18 medicinal products withdrawn, revoked or suspended in the EU for safety reasons between 2012 and 2016 met our inclusion criteria. Case reports most frequently supported regulatory actions (n=17, 94.4%). Epidemiological study designs were least commonly cited (n=8, 44.4%). Multiple sources of evidence contributed to 94.4% of regulatory decisions (n=17). Death most commonly led to regulatory action (n=5; 27.8%), with four of these related to medication error or overdose. Median (IQR) time taken to reach a decision from the start of regulatory review was 204.5 days (143, 535 days) and fell across the study period (p=0.87). Duration of marketing prior to regulatory action from each authorisation date increased between 2012 and 2016.

Conclusion

Sources of evidence supporting PV regulatory activities appear to have changed since implementation of updated EU PV legislation, particularly in favour of multiple supporting study designs.

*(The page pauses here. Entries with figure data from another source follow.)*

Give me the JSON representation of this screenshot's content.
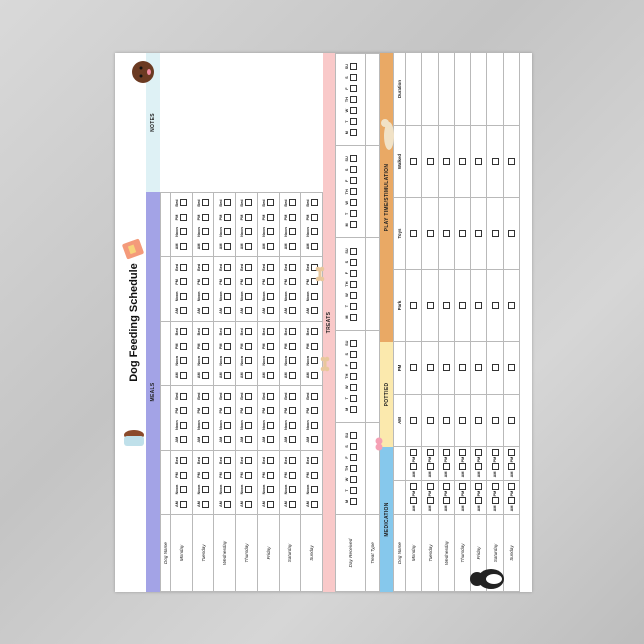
{
  "title": "Dog Feeding Schedule",
  "colors": {
    "meals": "#a3a3e6",
    "notes": "#def1f5",
    "treats": "#f9c9c9",
    "medication": "#86c8ec",
    "pottied": "#fbe9ad",
    "play": "#e9a965"
  },
  "days": [
    "Monday",
    "Tuesday",
    "Wednesday",
    "Thursday",
    "Friday",
    "Saturday",
    "Sunday"
  ],
  "meals": {
    "header": "MEALS",
    "dog_name_label": "Dog Name",
    "slots": [
      "AM",
      "Noon",
      "PM",
      "Bed"
    ],
    "blocks": 5
  },
  "notes": {
    "header": "NOTES"
  },
  "treats": {
    "header": "TREATS",
    "rows": [
      "Day Received",
      "Treat Type"
    ],
    "weekdays": [
      "M",
      "T",
      "W",
      "TH",
      "F",
      "S",
      "SU"
    ],
    "blocks": 5
  },
  "medication": {
    "header": "MEDICATION",
    "dog_name_label": "Dog Name",
    "slots": [
      "AM",
      "PM"
    ],
    "blocks": 2
  },
  "pottied": {
    "header": "POTTIED",
    "columns": [
      "AM",
      "PM"
    ]
  },
  "play": {
    "header": "PLAY TIME/STIMULATION",
    "columns": [
      "Park",
      "Toys",
      "Walked",
      "Duration"
    ]
  },
  "images": [
    "dog-bowl-icon",
    "food-bag-icon",
    "brown-dog-icon",
    "bone-icon",
    "pills-icon",
    "cat-icon",
    "tuxedo-dog-icon"
  ]
}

Case reports remain a common evidence source in regulatory decision-making, while epidemiological designs were least frequently cited. A small drop in time to reach regulatory decisions suggests better regulatory efficiency.

References

1. European Medicines Agency. Legal Framework London: European Medicines Agency; 2017 [Available from: http://www.ema.europa.eu/ema/index.jsp?curl=pages/special_topics/general/general_content_000491.jsp&mid=WC0b01ac058058f32d.]
2. Clarke A, Deeks JJ, Shakir SA. An assessment of the publicly disseminated evidence of safety used in decisions to withdraw medicinal products from the UK and US markets. Drug Saf. 2006;29(2):175-81.
3. McNaughton R, Huet G, Shakir S. An investigation into drug products withdrawn from the EU market between 2002 and 2011 for safety reasons and the evidence used to support the decision-making. BMJ Open. 2014;4(1):e004221.